Although damage to these two organelles has been linked to aging, cellular senescence, and many diseases, the regulation and maintenance of these organelles has remained poorly understood. Now, researchers at Osaka University have identified a protein, HKDC1, that plays a key role in maintaining these two organelles, thereby acting to prevent cellular aging.
There was evidence that a protein called TFEB is involved in maintaining the function of both organelles, but no targets of this protein were known.

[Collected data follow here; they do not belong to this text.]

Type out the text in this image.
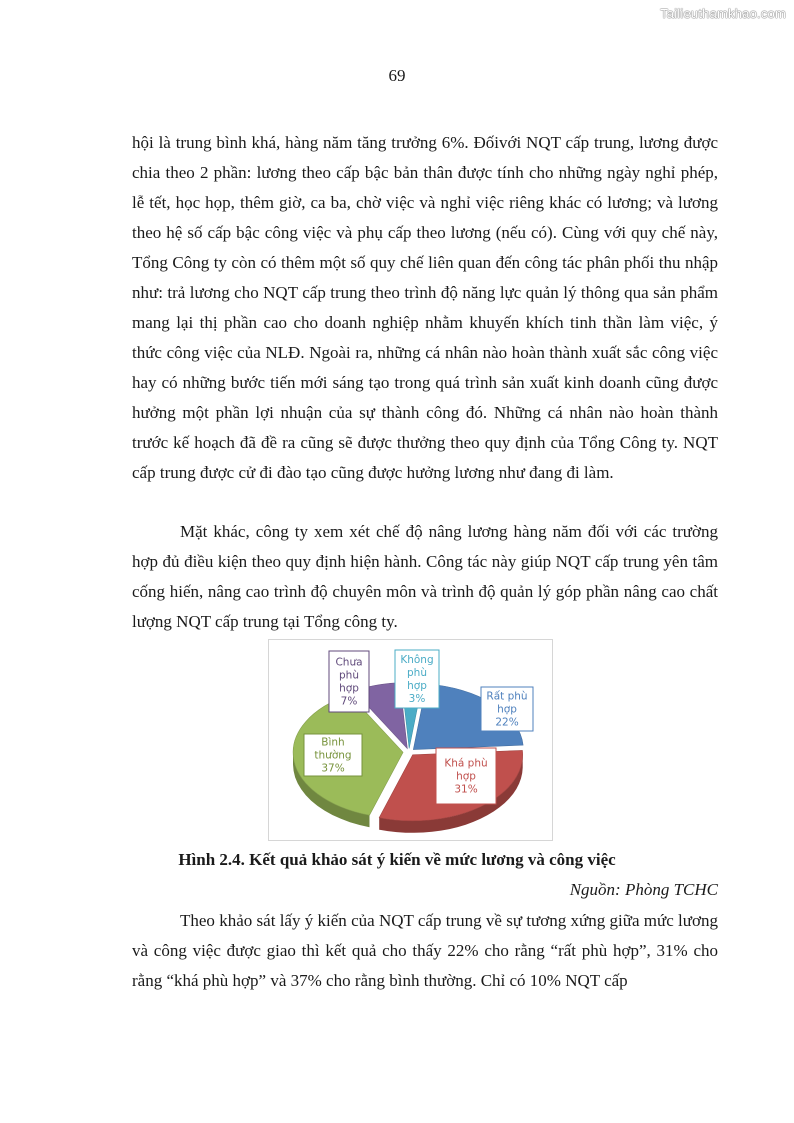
Tailieuthamkhao.com
69

hội là trung bình khá, hàng năm tăng trưởng 6%. Đốivới NQT cấp trung, lương được chia theo 2 phần: lương theo cấp bậc bản thân được tính cho những ngày nghỉ phép, lễ tết, học họp, thêm giờ, ca ba, chờ việc và nghỉ việc riêng khác có lương; và lương theo hệ số cấp bậc công việc và phụ cấp theo lương (nếu có). Cùng với quy chế này, Tổng Công ty còn có thêm một số quy chế liên quan đến công tác phân phối thu nhập như: trả lương cho NQT cấp trung theo trình độ năng lực quản lý thông qua sản phẩm mang lại thị phần cao cho doanh nghiệp nhằm khuyến khích tinh thần làm việc, ý thức công việc của NLĐ. Ngoài ra, những cá nhân nào hoàn thành xuất sắc công việc hay có những bước tiến mới sáng tạo trong quá trình sản xuất kinh doanh cũng được hưởng một phần lợi nhuận của sự thành công đó. Những cá nhân nào hoàn thành trước kế hoạch đã đề ra cũng sẽ được thưởng theo quy định của Tổng Công ty. NQT cấp trung được cử đi đào tạo cũng được hưởng lương như đang đi làm.

Mặt khác, công ty xem xét chế độ nâng lương hàng năm đối với các trường hợp đủ điều kiện theo quy định hiện hành. Công tác này giúp NQT cấp trung yên tâm cống hiến, nâng cao trình độ chuyên môn và trình độ quản lý góp phần nâng cao chất lượng NQT cấp trung tại Tổng công ty.

Rất phù
hợp
22%
Khá phù
hợp
31%
Bình
thường
37%
Chưa
phù
hợp
7%
Không
phù
hợp
3%

Hình 2.4. Kết quả khảo sát ý kiến về mức lương và công việc

Nguồn: Phòng TCHC

Theo khảo sát lấy ý kiến của NQT cấp trung về sự tương xứng giữa mức lương và công việc được giao thì kết quả cho thấy 22% cho rằng “rất phù hợp”, 31% cho rằng “khá phù hợp” và 37% cho rằng bình thường. Chỉ có 10% NQT cấp
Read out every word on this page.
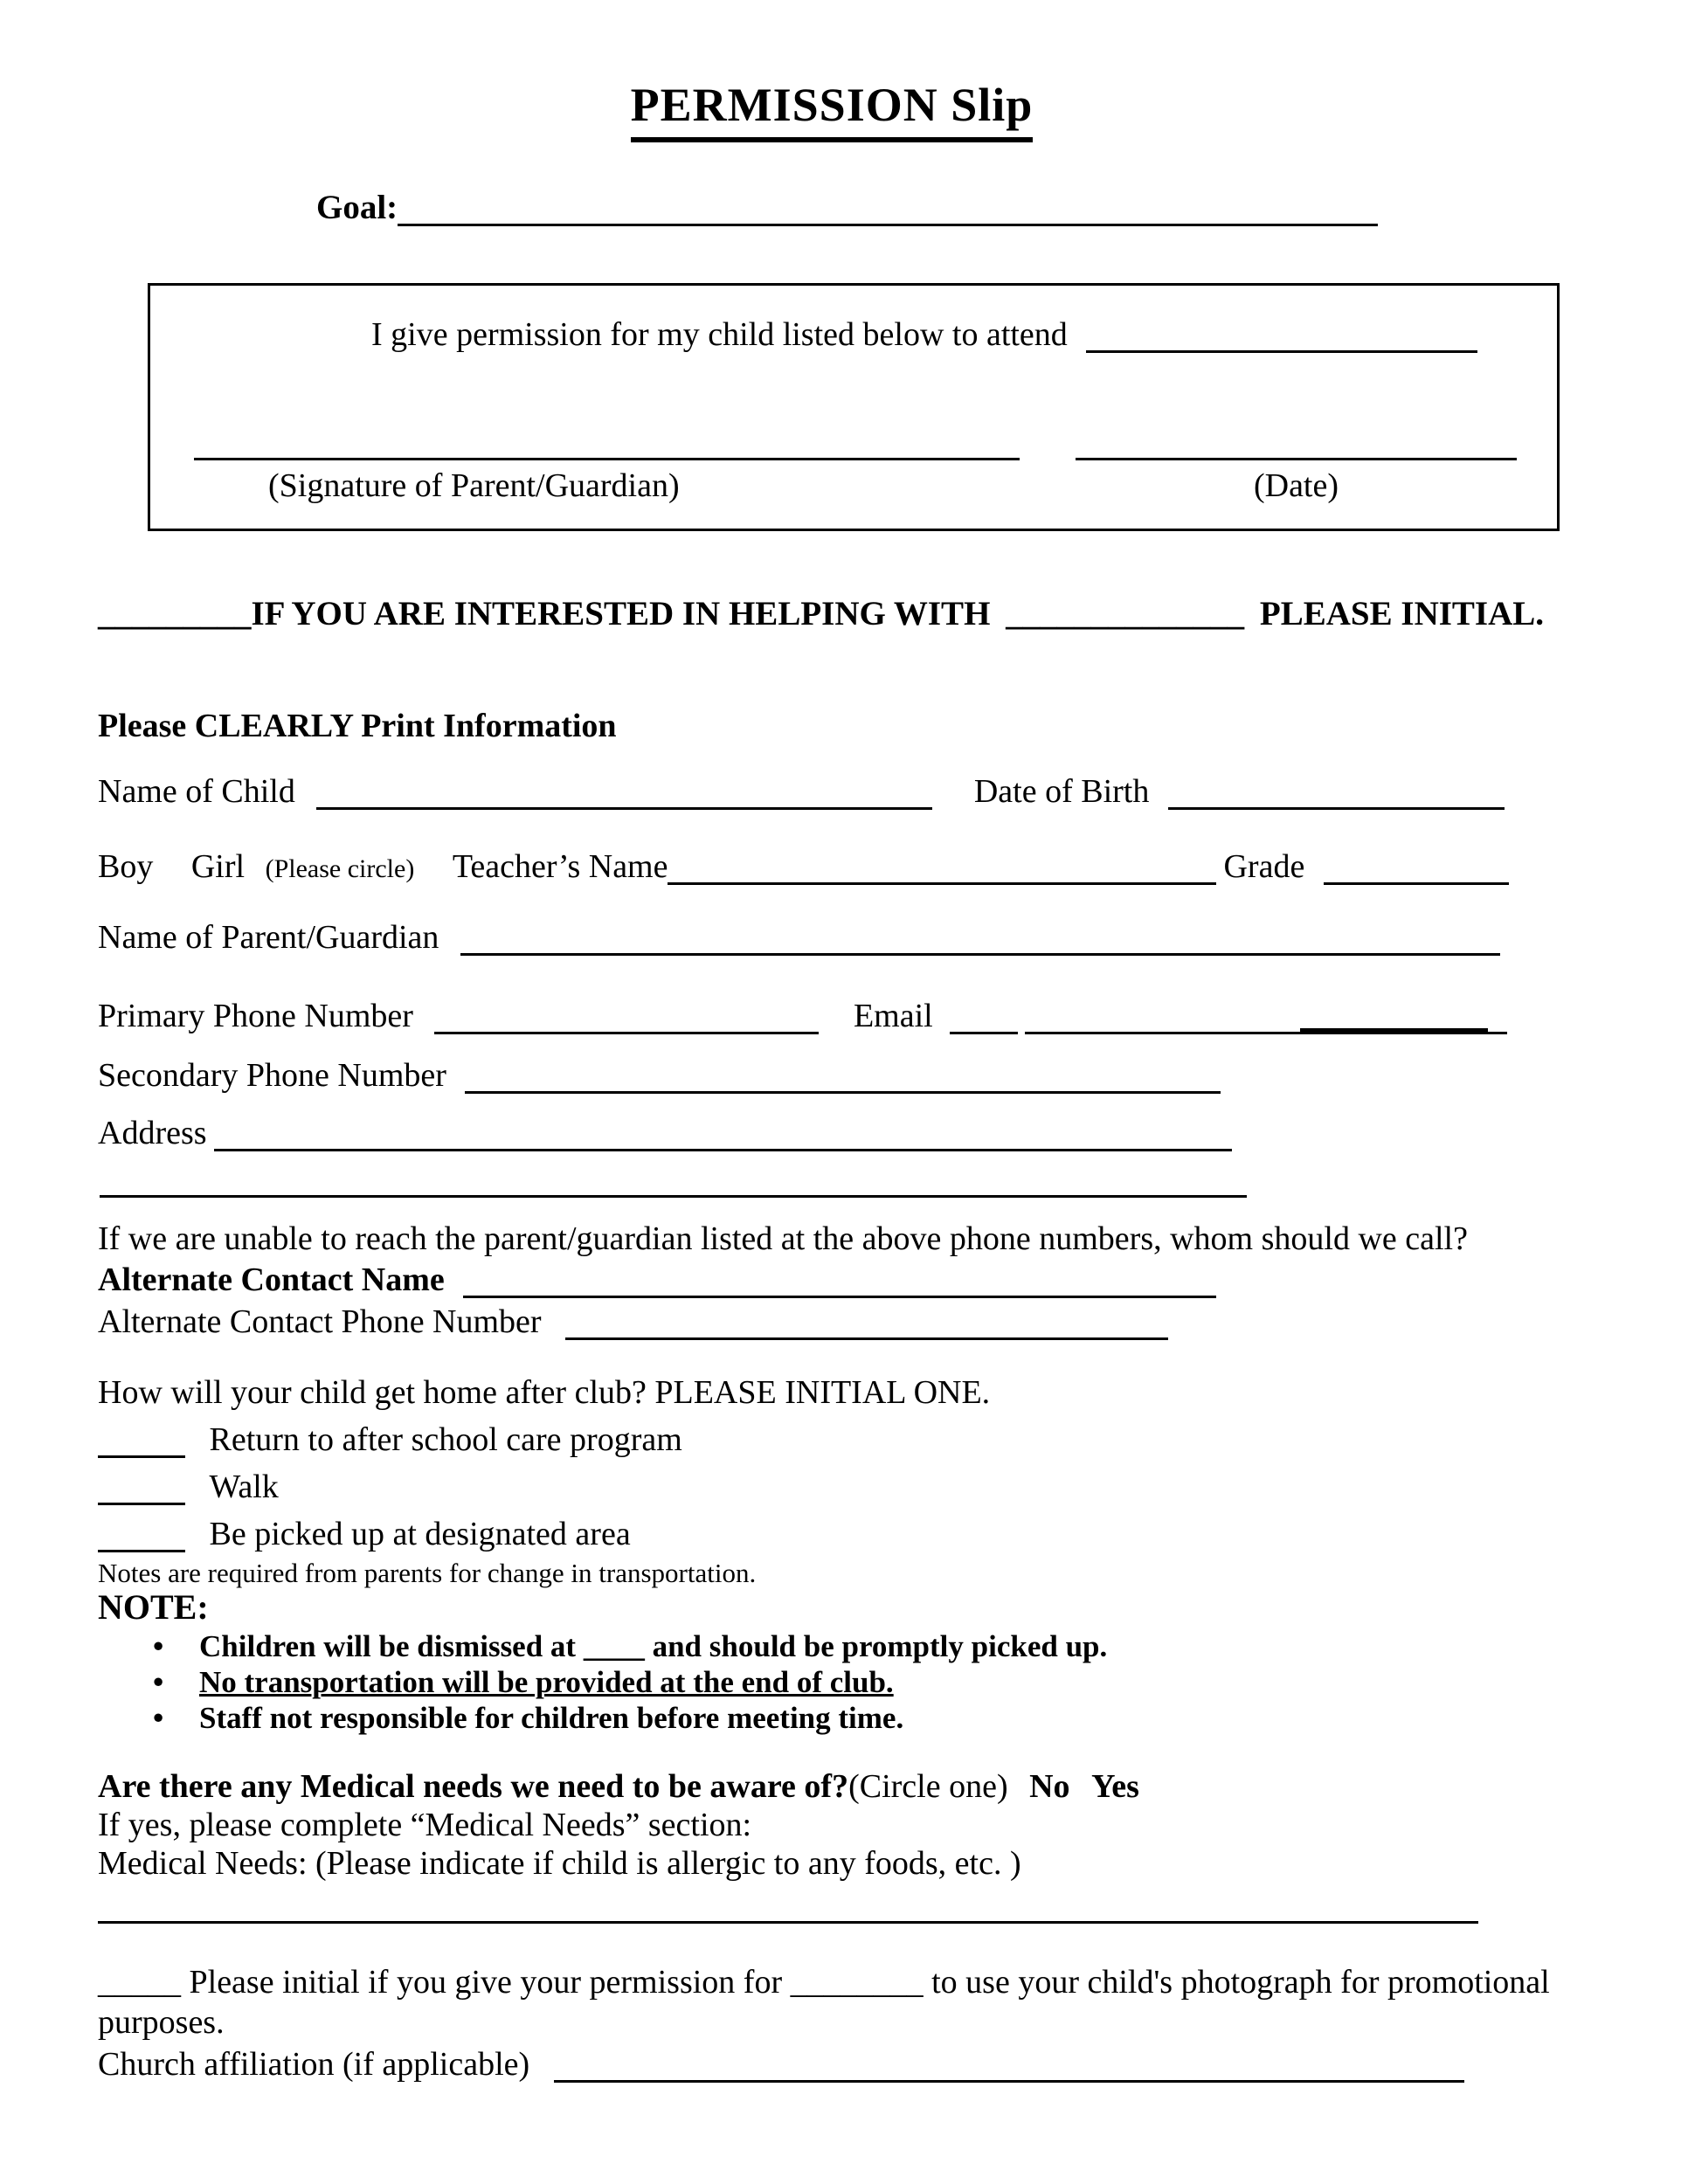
PERMISSION Slip
Goal:
I give permission for my child listed below to attend
(Signature of Parent/Guardian)	(Date)
_________IF YOU ARE INTERESTED IN HELPING WITH ______________ PLEASE INITIAL.
Please CLEARLY Print Information
Name of Child	Date of Birth
Boy Girl (Please circle) Teacher’s Name	Grade
Name of Parent/Guardian
Primary Phone Number	Email
Secondary Phone Number
Address
If we are unable to reach the parent/guardian listed at the above phone numbers, whom should we call?
Alternate Contact Name
Alternate Contact Phone Number
How will your child get home after club? PLEASE INITIAL ONE.
Return to after school care program
Walk
Be picked up at designated area
Notes are required from parents for change in transportation.
NOTE:
•	Children will be dismissed at ____ and should be promptly picked up.
•	No transportation will be provided at the end of club.
•	Staff not responsible for children before meeting time.
Are there any Medical needs we need to be aware of?(Circle one) No Yes
If yes, please complete “Medical Needs” section:
Medical Needs: (Please indicate if child is allergic to any foods, etc. )
_____ Please initial if you give your permission for ________ to use your child's photograph for promotional purposes.
Church affiliation (if applicable)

By comparing all the genes of the cell that are active under particular conditions, and by using a method called chromatin immunoprecipitation, which can identify the DNA targets of proteins, the team were the first to show that the gene encoding HKDC1 is a direct target of TFEB, and that HKDC1 becomes upregulated under conditions of mitochondrial or lysosomal stress.
One way that mitochondria are protected from damage is through the process of "mitophagy," the controlled removal of damaged mitochondria. There are various mitophagy pathways, and the most well-characterized of these depends on proteins called PINK1 and Parkin.
"We observed that HKDC1 co-localizes with a protein called TOM20, which is located in the outer membrane of the mitochondria," explains lead author Mengying Cui, "and through our experiments, we found that HKDC1, and its interaction with TOM20, are critical for PINK1/Parkin-dependent mitophagy."
So, put simply, HKDC1 is brought in by TFEB to help take out the mitochondrial trash. But what about lysosomes? Well, TFEB and KHDC1 are key players here, too. Reducing HKDC1 in the cell was shown to interfere with lysosomal repair, indicating that HKDC1 and TFEB help lysosomes to recover from damage.
"HKDC1 is localized to the mitochondria, right? Well, this turns out to also be critical for the process of lysosomal repair," explains senior author Shuhei Nakamura. "You see, lysosomes and mitochondria contact each other via proteins called VDACs. Specifically, HKDC1 is responsible for interacting with the VDACs; this protein is essential for mitochondria-lysosome contact, and thus, lysosomal repair."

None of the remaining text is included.